FedSZ: Leveraging Error-Bounded Lossy Compression for Federated Learning Communications
Grant Wilkins, Sheng Di, Jon C. Calhoun, Zilinghan Li, Kibaek Kim, Robert Underwood, Richard Mortier, Franck Cappello
TL;DR
The paper addresses the high communication costs in federated learning by introducing FedSZ, an error-bounded lossy compression scheme that operates as a last-step post-processing of client updates. FedSZ partitions model state into lossy and lossless components, uses SZ2 for lossy compression and blosc-lz for lossless metadata, and transmits a bitstream for decompression, achieving 5.55–12.61× update size reduction with less than 0.5% loss in inference accuracy when the relative error bound is set to 10^-2. Empirical results across AlexNet, MobileNet-V2, and ResNet50 on CIFAR-10, Caltech101, and Fashion-MNIST show significant reductions in communication time (up to ~13× at 10 Mbps) with modest runtime overhead (~≤4.7% of per-round time). The study also notes the potential for differential privacy due to Laplacian-like error distributions from lossy compression and provides open-source integration within APPFL for broader adoption.
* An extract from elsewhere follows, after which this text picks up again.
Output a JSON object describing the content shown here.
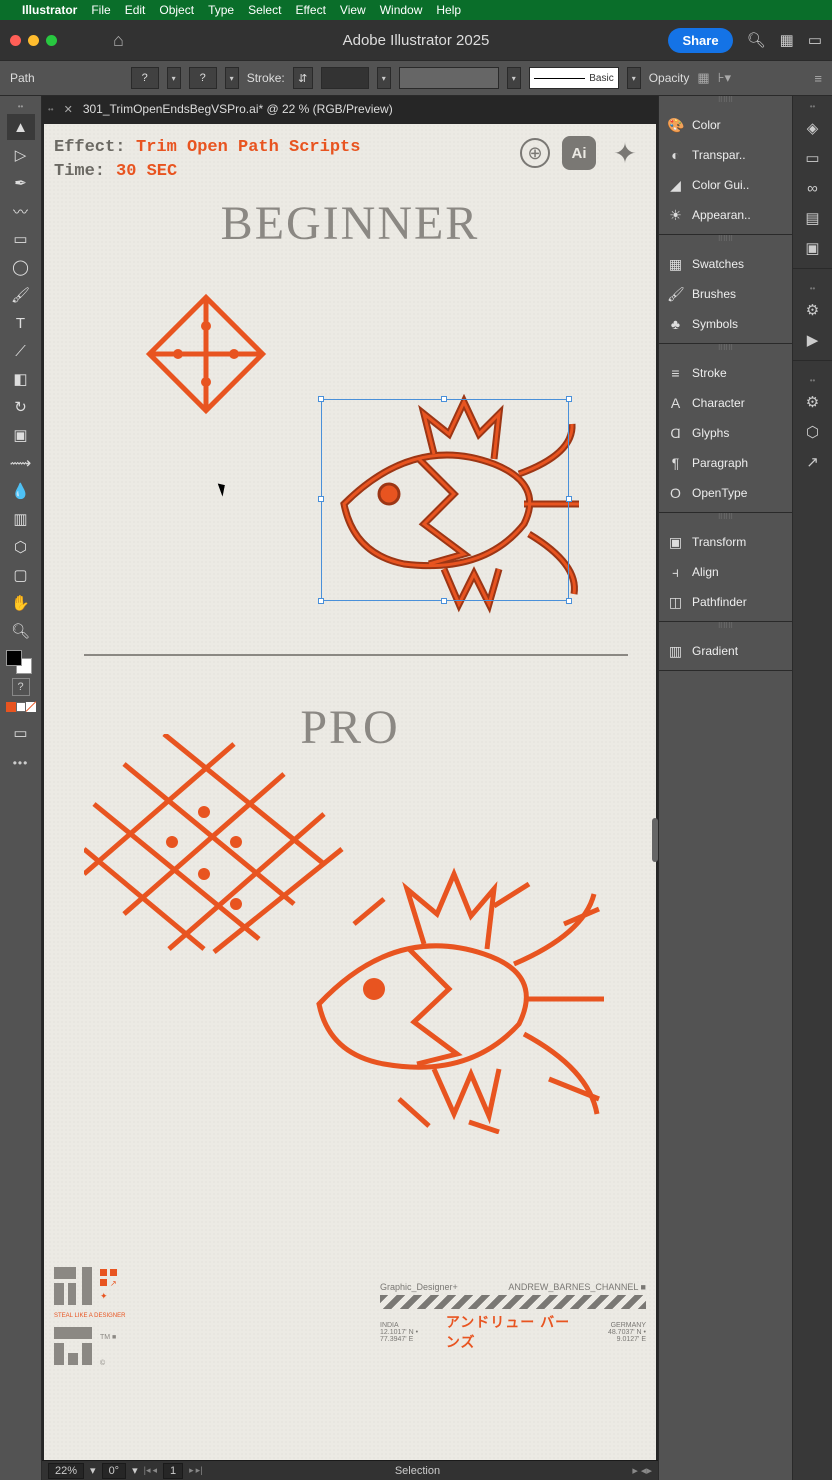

FedSZ demonstrates that EBLC can substantially alleviate FL communication bottlenecks while preserving performance, and invites further exploration of privacy-utility trade-offs and hyperparameter optimization in practical deployments.
Abstract
With the promise of federated learning (FL) to allow for geographically-distributed and highly personalized services, the efficient exchange of model updates between clients and servers becomes crucial. FL, though decentralized, often faces communication bottlenecks, especially in resource-constrained scenarios. Existing data compression techniques like gradient sparsification, quantization, and pruning offer some solutions, but may compromise model performance or necessitate expensive retraining. In this paper, we introduce FedSZ, a specialized lossy-compression algorithm designed to minimize the size of client model updates in FL. FedSZ incorporates a comprehensive compression pipeline featuring data partitioning, lossy and lossless compression of model parameters and metadata, and serialization. We evaluate FedSZ using a suite of error-bounded lossy compressors, ultimately finding SZ2 to be the most effective across various model architectures and datasets including AlexNet, MobileNetV2, ResNet50, CIFAR-10, Caltech101, and Fashion-MNIST. Our study reveals that a relative error bound 1E-2 achieves an optimal tradeoff, compressing model states between 5.55-12.61x while maintaining inference accuracy within <0.5% of uncompressed results. Additionally, the runtime overhead of FedSZ is <4.7% or between of the wall-clock communication-round time, a worthwhile trade-off for reducing network transfer times by an order of magnitude for networks bandwidths <500Mbps. Intriguingly, we also find that the error introduced by FedSZ could potentially serve as a source of differentially private noise, opening up new avenues for privacy-preserving FL.